A nationwide study was developed to evaluate the ability of 60 Spanish clinical microbiology laboratories to predict the underlying β-lactam resistance mechanisms of 12 Enterobacteriaceae strains (CCS01–CCS12). Results obtained by two reference laboratories were compared with those reported by the participant laboratories that used their own routine susceptibility testing methodology. Clinical and Laboratory Standards Institute (CLSI) interpretive criteria were used in 53.3% of centres, whilst 46.7% used European Committee on Antimicrobial Susceptibility Testing (EUCAST) criteria. Overall categorical agreement (CA) was 85.5%. Rates of very major errors (VME), minor errors (MinE) and major errors (ME) were 5%, 9.7% and 5.5%, respectively. The lowest CA values were obtained for carbapenems (56.7–78.1%). β-Lactam/β-lactamase inhibitors were also problematic compounds: VME for amoxicillin/clavulanic acid were 8% (EUCAST criteria) and MinE for piperacillin/tazobactam were 45.7% (CLSI criteria). OXA-48 (CCS02, CCS10, CCS11), VIM-1 (CCS09) and KPC-3 (CCS05) were correctly identified by 75–87%, 65% and 71% of centres, respectively.

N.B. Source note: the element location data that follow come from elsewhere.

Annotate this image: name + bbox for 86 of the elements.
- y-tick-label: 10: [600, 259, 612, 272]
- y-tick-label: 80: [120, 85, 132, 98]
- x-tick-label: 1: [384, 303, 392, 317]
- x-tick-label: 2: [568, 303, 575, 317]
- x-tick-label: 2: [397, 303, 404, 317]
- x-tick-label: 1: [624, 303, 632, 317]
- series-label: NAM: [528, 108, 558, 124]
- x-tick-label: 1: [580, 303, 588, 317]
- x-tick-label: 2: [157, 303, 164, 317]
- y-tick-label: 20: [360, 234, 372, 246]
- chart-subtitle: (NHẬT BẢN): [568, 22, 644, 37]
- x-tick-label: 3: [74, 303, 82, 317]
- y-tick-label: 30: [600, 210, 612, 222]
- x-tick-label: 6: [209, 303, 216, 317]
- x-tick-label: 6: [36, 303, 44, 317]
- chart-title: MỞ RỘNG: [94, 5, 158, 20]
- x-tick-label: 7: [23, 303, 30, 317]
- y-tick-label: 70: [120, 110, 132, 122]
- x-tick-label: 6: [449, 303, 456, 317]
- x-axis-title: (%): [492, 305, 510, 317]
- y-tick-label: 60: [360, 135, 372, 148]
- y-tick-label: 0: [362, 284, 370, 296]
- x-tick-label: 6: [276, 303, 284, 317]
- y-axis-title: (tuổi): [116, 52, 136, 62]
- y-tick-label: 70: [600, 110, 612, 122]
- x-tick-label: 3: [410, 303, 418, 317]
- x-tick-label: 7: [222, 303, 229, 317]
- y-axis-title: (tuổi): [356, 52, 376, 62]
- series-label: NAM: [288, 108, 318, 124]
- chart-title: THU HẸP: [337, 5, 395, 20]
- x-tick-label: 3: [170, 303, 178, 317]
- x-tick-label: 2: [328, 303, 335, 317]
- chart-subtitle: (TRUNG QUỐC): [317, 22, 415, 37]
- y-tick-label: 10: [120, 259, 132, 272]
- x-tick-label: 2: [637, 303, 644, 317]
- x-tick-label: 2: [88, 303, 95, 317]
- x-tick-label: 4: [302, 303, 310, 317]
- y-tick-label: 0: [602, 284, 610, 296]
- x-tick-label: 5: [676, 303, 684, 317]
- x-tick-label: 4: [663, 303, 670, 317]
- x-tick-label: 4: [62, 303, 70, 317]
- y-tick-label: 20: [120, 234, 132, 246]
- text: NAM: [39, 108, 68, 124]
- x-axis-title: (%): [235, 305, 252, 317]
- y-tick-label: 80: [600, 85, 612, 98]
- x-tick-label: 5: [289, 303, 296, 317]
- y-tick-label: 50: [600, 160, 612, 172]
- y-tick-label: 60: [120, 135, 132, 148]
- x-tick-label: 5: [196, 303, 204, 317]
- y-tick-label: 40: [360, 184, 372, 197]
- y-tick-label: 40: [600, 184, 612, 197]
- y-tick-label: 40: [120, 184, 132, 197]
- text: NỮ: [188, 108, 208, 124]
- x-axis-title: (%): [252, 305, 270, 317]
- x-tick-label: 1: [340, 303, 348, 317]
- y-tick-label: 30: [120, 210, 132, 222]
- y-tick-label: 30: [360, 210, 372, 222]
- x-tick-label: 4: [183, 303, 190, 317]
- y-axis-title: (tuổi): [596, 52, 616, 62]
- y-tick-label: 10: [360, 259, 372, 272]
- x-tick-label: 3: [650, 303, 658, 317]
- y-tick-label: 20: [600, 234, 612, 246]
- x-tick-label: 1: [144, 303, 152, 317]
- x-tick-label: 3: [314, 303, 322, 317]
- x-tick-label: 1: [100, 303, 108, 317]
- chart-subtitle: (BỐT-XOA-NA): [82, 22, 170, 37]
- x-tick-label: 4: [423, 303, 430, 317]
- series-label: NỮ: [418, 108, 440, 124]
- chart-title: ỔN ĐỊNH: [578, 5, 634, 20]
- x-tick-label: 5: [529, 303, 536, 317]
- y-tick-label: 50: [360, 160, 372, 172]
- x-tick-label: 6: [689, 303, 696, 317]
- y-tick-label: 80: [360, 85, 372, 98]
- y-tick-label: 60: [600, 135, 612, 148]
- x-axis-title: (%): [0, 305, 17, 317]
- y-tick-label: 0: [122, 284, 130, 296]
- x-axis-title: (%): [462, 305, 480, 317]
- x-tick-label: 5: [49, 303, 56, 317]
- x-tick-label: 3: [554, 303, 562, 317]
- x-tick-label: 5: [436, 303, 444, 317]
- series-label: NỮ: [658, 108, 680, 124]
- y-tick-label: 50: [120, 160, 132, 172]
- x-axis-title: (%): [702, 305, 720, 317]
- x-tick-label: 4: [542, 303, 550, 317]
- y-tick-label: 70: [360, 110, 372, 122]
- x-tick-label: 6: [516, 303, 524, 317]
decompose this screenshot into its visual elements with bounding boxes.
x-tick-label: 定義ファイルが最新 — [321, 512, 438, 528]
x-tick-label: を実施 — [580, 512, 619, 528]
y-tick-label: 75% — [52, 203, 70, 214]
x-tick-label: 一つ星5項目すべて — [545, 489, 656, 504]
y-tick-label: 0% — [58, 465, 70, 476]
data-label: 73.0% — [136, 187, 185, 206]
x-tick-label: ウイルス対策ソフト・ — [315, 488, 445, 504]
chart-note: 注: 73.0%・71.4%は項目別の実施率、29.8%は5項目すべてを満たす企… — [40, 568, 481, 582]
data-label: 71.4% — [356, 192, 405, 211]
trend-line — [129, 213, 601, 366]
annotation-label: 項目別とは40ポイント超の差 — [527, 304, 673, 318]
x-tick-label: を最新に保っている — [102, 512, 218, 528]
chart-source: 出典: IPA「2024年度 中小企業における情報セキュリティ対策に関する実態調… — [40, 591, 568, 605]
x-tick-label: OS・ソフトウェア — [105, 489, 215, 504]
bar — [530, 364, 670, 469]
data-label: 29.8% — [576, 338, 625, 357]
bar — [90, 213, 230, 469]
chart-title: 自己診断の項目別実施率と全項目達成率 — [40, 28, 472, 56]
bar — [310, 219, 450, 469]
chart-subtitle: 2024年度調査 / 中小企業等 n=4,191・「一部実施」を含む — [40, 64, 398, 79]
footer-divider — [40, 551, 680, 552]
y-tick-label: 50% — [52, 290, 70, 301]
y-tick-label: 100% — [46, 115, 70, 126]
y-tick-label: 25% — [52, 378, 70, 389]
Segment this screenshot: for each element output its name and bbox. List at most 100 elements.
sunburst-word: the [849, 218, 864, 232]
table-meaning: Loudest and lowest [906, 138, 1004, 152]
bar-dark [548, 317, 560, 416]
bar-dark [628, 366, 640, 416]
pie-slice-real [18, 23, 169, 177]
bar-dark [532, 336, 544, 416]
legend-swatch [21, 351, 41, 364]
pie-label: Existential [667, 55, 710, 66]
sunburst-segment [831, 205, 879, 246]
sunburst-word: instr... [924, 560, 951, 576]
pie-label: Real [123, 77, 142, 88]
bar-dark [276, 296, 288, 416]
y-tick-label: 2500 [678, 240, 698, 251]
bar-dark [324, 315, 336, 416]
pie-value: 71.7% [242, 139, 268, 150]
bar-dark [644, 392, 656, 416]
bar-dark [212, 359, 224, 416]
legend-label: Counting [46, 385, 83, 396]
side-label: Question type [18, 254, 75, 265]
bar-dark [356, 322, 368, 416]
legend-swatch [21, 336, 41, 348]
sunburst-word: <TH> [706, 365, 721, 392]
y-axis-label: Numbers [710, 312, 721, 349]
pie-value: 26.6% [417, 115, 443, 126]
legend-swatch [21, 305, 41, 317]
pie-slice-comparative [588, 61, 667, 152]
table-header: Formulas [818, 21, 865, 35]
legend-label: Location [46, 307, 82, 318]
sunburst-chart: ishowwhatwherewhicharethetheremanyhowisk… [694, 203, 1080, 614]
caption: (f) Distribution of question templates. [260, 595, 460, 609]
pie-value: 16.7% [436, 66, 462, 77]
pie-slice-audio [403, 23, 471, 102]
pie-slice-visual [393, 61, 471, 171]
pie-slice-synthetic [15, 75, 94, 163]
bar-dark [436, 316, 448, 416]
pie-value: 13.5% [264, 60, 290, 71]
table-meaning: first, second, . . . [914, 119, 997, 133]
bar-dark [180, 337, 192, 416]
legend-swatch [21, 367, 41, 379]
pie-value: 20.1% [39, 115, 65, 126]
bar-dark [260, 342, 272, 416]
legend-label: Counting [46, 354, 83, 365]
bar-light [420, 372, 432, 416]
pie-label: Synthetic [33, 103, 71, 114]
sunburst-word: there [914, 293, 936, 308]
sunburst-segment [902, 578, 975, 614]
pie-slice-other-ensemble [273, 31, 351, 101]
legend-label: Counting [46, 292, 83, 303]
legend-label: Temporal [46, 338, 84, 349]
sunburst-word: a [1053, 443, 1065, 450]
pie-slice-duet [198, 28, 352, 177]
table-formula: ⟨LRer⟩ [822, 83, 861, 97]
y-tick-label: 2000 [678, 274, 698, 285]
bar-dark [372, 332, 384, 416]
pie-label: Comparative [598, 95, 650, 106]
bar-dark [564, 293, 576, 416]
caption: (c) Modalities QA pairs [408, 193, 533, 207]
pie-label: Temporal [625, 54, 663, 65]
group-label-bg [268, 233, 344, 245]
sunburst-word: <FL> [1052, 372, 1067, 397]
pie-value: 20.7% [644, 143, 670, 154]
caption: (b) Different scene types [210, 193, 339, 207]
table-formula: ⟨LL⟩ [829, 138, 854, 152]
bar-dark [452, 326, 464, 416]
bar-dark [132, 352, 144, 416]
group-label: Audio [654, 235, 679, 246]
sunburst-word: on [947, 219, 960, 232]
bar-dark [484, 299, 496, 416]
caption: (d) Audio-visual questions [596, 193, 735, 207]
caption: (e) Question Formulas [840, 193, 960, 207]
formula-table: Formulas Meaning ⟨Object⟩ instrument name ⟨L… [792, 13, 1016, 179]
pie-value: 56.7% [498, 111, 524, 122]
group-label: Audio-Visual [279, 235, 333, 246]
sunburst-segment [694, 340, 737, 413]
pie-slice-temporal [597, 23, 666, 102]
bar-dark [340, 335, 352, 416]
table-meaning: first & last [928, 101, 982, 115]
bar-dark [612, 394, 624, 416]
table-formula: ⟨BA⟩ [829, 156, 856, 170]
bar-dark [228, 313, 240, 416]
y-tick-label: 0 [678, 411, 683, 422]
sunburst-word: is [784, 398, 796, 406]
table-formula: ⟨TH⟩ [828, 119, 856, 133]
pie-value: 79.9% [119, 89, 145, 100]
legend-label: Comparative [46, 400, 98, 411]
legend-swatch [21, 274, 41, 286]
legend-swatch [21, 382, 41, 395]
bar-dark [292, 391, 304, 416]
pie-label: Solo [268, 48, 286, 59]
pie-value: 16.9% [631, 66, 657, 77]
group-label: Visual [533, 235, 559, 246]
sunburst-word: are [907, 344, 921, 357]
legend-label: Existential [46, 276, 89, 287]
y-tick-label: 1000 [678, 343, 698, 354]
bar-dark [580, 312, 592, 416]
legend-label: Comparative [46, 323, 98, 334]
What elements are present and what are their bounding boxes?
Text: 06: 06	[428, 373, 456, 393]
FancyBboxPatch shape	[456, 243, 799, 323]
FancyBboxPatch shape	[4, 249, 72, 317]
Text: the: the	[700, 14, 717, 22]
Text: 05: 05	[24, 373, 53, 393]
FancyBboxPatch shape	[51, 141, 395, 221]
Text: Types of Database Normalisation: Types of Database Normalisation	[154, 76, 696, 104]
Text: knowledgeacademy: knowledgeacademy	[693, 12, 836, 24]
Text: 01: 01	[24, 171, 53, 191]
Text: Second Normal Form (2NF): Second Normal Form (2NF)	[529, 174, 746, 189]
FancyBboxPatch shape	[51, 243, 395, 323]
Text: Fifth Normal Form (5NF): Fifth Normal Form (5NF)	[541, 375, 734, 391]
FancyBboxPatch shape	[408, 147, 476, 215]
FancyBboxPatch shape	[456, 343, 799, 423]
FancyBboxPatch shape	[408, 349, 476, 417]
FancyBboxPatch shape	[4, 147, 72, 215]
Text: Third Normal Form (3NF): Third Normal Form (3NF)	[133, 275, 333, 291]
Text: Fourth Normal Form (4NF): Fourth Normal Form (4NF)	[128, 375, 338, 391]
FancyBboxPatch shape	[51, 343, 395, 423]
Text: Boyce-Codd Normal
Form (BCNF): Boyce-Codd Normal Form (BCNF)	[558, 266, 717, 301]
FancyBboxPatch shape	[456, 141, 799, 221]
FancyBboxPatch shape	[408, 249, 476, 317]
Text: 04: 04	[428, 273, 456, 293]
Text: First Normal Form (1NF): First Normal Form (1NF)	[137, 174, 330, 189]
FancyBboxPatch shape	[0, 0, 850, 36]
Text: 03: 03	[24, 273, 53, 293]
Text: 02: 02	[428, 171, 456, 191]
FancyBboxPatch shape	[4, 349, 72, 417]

Strains with an extended-spectrum β-lactamase (ESBL) plus a carbapenemase (CCS03, CCS04, CCS06) were correctly detected in 32–68% of centres. Seven percent correct identifications were recorded for CCS08 (chromosomal K1 β-lactamase hyperexpression plus IMP-8). Strains with permeability deficiencies [CCS07 (ACT-1 plus porin deficit) and CCS12 (TEM-24 plus porin deficit)] were correctly detected in 17% and 10% of centres, respectively. The TEM-1-producer (CCS01) was detected in 40% of centres. Microbiologists should be aware of new antibiotic resistance mechanisms, and these surveillance studies are particularly useful for this purpose and for the communication of such traits.